Background and Significance: Juvenile idiopathic arthritis (JIA) is a major cause of childhood disability. The most common, yet among the most devastating, is the polyarticular form of JIA (pJIA). Treatment decisions made for pJIA and other chronically ill patients are adaptive treatment strategies (ATSs), as they are made adaptive to the course of disease, the disease progression, and the patients’ responses to earlier treatments. ATSs are ubiquitous in clinical practices, but the current methods are seriously limited in evaluating their clinical effectiveness. Motivated to answer a question asked by parents of JIA patient—“Given my child’s responses to the previous treatments, what is the best next treatment option for my child?”—and a question asked by a treating clinician—“What treatment should we recommend to patients who fail to respond to the first (or second) line of treatment?”—our study will develop, refine, and disseminate Bayesian causal inference methods specifically designed to evaluate and inform patient-centered adaptive treatment strategies (PCATSs).
This study has an immediate impact to JIA stakeholders and a broad impact to many chronically ill patients.
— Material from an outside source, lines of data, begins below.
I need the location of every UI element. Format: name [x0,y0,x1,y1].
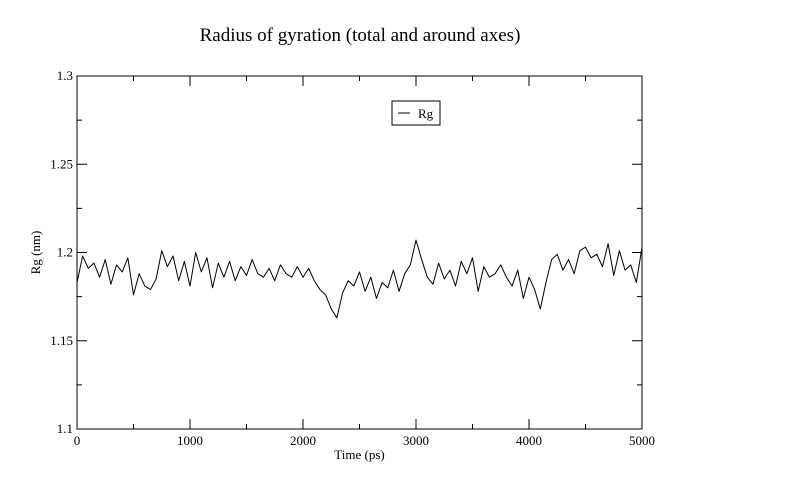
x-tick-label: 3000 [403,433,429,448]
axis-ticks [76,75,643,430]
x-tick-label: 4000 [516,433,542,448]
x-tick-label: 5000 [629,433,655,448]
x-axis-label: Time (ps) [334,447,384,462]
y-axis-label: Rg (nm) [28,231,43,275]
y-tick-label: 1.1 [57,421,73,436]
x-tick-label: 1000 [177,433,203,448]
y-tick-label: 1.2 [57,245,73,260]
chart-title: Radius of gyration (total and around axe… [200,25,521,46]
legend-label-rg: Rg [418,106,434,121]
legend: Rg [391,100,441,126]
x-tick-label: 0 [74,433,81,448]
y-tick-label: 1.25 [50,156,73,171]
y-tick-label: 1.3 [57,68,73,83]
x-tick-label: 2000 [290,433,316,448]
series-line-rg [76,239,643,319]
axis-tick-labels: 0 1000 2000 3000 4000 5000 1.1 1.15 1.2 1.25 1.3 [50,68,655,448]
y-tick-label: 1.15 [50,333,73,348]
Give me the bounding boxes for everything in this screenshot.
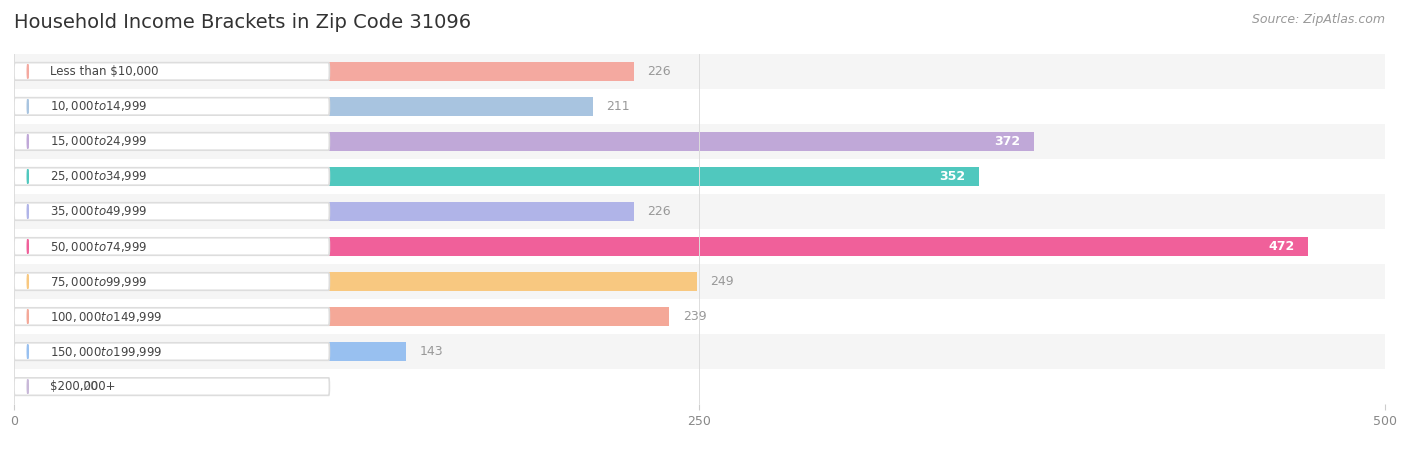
FancyBboxPatch shape	[14, 203, 329, 220]
Text: 249: 249	[710, 275, 734, 288]
Bar	[14, 167, 979, 186]
FancyBboxPatch shape	[14, 378, 329, 396]
Bar	[14, 132, 1033, 151]
FancyBboxPatch shape	[14, 273, 329, 290]
Bar	[14, 202, 634, 221]
Text: 239: 239	[683, 310, 707, 323]
Text: 143: 143	[420, 345, 443, 358]
Text: $15,000 to $24,999: $15,000 to $24,999	[49, 134, 148, 149]
Text: $75,000 to $99,999: $75,000 to $99,999	[49, 274, 148, 289]
Text: $50,000 to $74,999: $50,000 to $74,999	[49, 239, 148, 254]
Bar	[14, 229, 1385, 264]
Text: 226: 226	[647, 205, 671, 218]
Bar	[14, 272, 697, 291]
Text: 472: 472	[1268, 240, 1295, 253]
Bar	[14, 194, 1385, 229]
Bar	[14, 342, 406, 361]
FancyBboxPatch shape	[14, 133, 329, 150]
Text: Less than $10,000: Less than $10,000	[49, 65, 159, 78]
FancyBboxPatch shape	[14, 343, 329, 360]
Text: 226: 226	[647, 65, 671, 78]
Bar	[14, 97, 592, 116]
Text: $35,000 to $49,999: $35,000 to $49,999	[49, 204, 148, 219]
Text: 372: 372	[994, 135, 1021, 148]
FancyBboxPatch shape	[14, 97, 329, 115]
Bar	[14, 159, 1385, 194]
FancyBboxPatch shape	[14, 167, 329, 185]
Text: Household Income Brackets in Zip Code 31096: Household Income Brackets in Zip Code 31…	[14, 13, 471, 32]
Bar	[14, 54, 1385, 89]
Bar	[14, 62, 634, 81]
Text: 20: 20	[83, 380, 98, 393]
Text: $10,000 to $14,999: $10,000 to $14,999	[49, 99, 148, 114]
Bar	[14, 369, 1385, 404]
Bar	[14, 377, 69, 396]
Bar	[14, 307, 669, 326]
Text: 352: 352	[939, 170, 966, 183]
Bar	[14, 264, 1385, 299]
FancyBboxPatch shape	[14, 238, 329, 255]
Text: $150,000 to $199,999: $150,000 to $199,999	[49, 344, 162, 359]
FancyBboxPatch shape	[14, 62, 329, 80]
Bar	[14, 237, 1308, 256]
Bar	[14, 299, 1385, 334]
FancyBboxPatch shape	[14, 308, 329, 325]
Bar	[14, 89, 1385, 124]
Text: $200,000+: $200,000+	[49, 380, 115, 393]
Text: $25,000 to $34,999: $25,000 to $34,999	[49, 169, 148, 184]
Bar	[14, 334, 1385, 369]
Text: 211: 211	[606, 100, 630, 113]
Text: $100,000 to $149,999: $100,000 to $149,999	[49, 309, 162, 324]
Text: Source: ZipAtlas.com: Source: ZipAtlas.com	[1251, 13, 1385, 26]
Bar	[14, 124, 1385, 159]
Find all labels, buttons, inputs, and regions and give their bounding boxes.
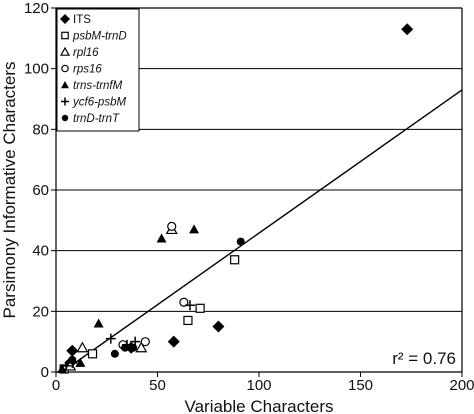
data-points [57,23,414,374]
point-ycf6-psbM [184,300,195,311]
legend-marker-trns-trnfM [61,81,69,89]
x-tick-label: 50 [149,377,166,394]
x-tick-label: 0 [52,377,60,394]
point-rpl16 [135,341,148,353]
point-trnD-trnT [236,237,245,246]
legend-marker-rps16 [61,64,69,73]
legend-label-rps16: rps16 [73,64,102,76]
y-tick-label: 80 [32,121,49,138]
legend-label-rpl16: rpl16 [73,47,99,59]
y-tick-label: 40 [32,243,49,260]
point-trns-trnfM [156,233,167,243]
legend-marker-psbM-trnD [61,31,69,40]
x-tick-label: 100 [246,377,271,394]
point-rps16 [179,297,189,307]
r-squared-annotation: r² = 0.76 [392,349,456,368]
legend-label-trnD-trnT: trnD-trnT [73,113,120,125]
y-tick-label: 120 [24,0,49,17]
point-psbM-trnD [183,315,193,326]
trendline [61,89,463,373]
point-trns-trnfM [93,318,104,328]
legend-marker-ITS [60,14,70,24]
point-psbM-trnD [230,255,240,265]
legend-marker-rpl16 [59,46,71,56]
y-tick-label: 0 [41,364,49,381]
point-rps16 [167,221,177,231]
legend-label-psbM-trnD: psbM-trnD [72,31,127,43]
legend-label-ITS: ITS [73,14,91,26]
legend-box [56,8,140,132]
legend-label-trns-trnfM: trns-trnfM [73,80,123,92]
regression-line [61,89,463,373]
point-ITS [212,320,225,333]
y-axis-label: Parsimony Informative Characters [0,62,19,319]
tick-labels: 0 50 100 150 200 0 20 40 60 80 100 120 [24,0,474,394]
point-ITS [66,344,79,357]
point-trns-trnfM [57,363,68,373]
x-axis-label: Variable Characters [185,397,334,414]
point-rps16 [140,337,150,347]
legend-marker-trnD-trnT [61,114,69,122]
point-trns-trnfM [189,224,200,234]
point-ITS [401,23,414,36]
y-tick-label: 60 [32,182,49,199]
point-psbM-trnD [87,349,98,359]
point-trnD-trnT [129,343,138,352]
legend-label-ycf6-psbM: ycf6-psbM [72,97,126,109]
x-tick-label: 150 [348,377,373,394]
point-trnD-trnT [68,355,77,364]
point-ITS [167,335,180,348]
legend-marker-ycf6-psbM [61,97,69,106]
point-psbM-trnD [195,303,205,313]
point-ycf6-psbM [105,333,116,344]
x-tick-label: 200 [449,377,474,394]
point-ycf6-psbM [61,360,72,371]
point-trns-trnfM [75,357,86,367]
point-trnD-trnT [121,343,130,352]
y-tick-label: 100 [24,61,49,78]
legend: ITS psbM-trnD rpl16 rps16 trns-trnfM ycf6-psb… [56,8,140,132]
point-trnD-trnT [110,349,119,358]
y-tick-label: 20 [32,303,49,320]
point-rpl16 [76,341,89,353]
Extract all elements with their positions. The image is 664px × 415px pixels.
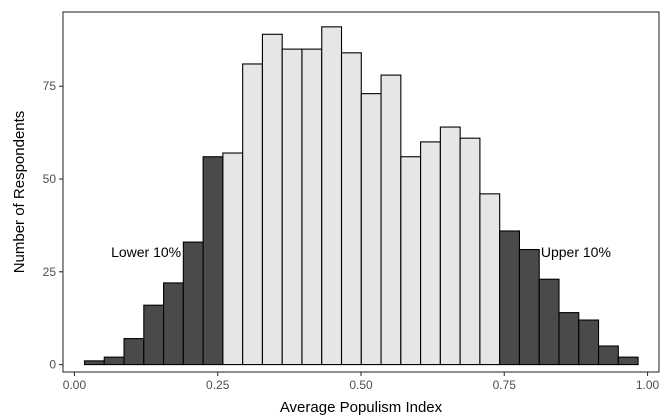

Successful completion of this project will immediately offer rigorous analytic methods, enable shared-decision-making tools in the near future, and ultimately enable a rapid learning system that will facilitate optimal PCATSs at the point of care. Therefore, it will significantly move PCORI closer to its mission of helping “people make better-informed healthcare decisions and improve healthcare delivery and outcomes.”
Study Aims: Our long-term objective is to improve the health outcomes and experiences in patients with chronic illness by enabling evidence-based shared decision-making tools at the point of care through rigorous analytic method development for PCATSs. The specific aims of the study are: (1) to develop, refine, and disseminate Bayesian causal inference methods evaluating clinical effectiveness and for informing better PCATSs; and (2) to evaluate the clinical effectiveness of the newly recommended ATSs for pJIA patients via conducting and analyzing a large new patient registry study in collaboration with Pediatric Rheumatology Care and Outcomes Improvement Network, a participant in a PCORI-funded PCORnet.
Study Description: We propose to develop Bayesian double-robust causal inference methods that are accurate, vigorous, and efficient for evaluating the clinical effectiveness of ATSs, utilizing electronic health records and registry studies, through working closely with our stakeholder advisory panel. The proposed “PCATS” R package will allow easy application of our methods without requiring R programming skills. We will assess clinical effectiveness of the expert-recommended ATSs for the pJIA patient population using a multicenter new-patient registry study design. The study outcomes are clinical responses and the health-related quality of life after a year of treatment.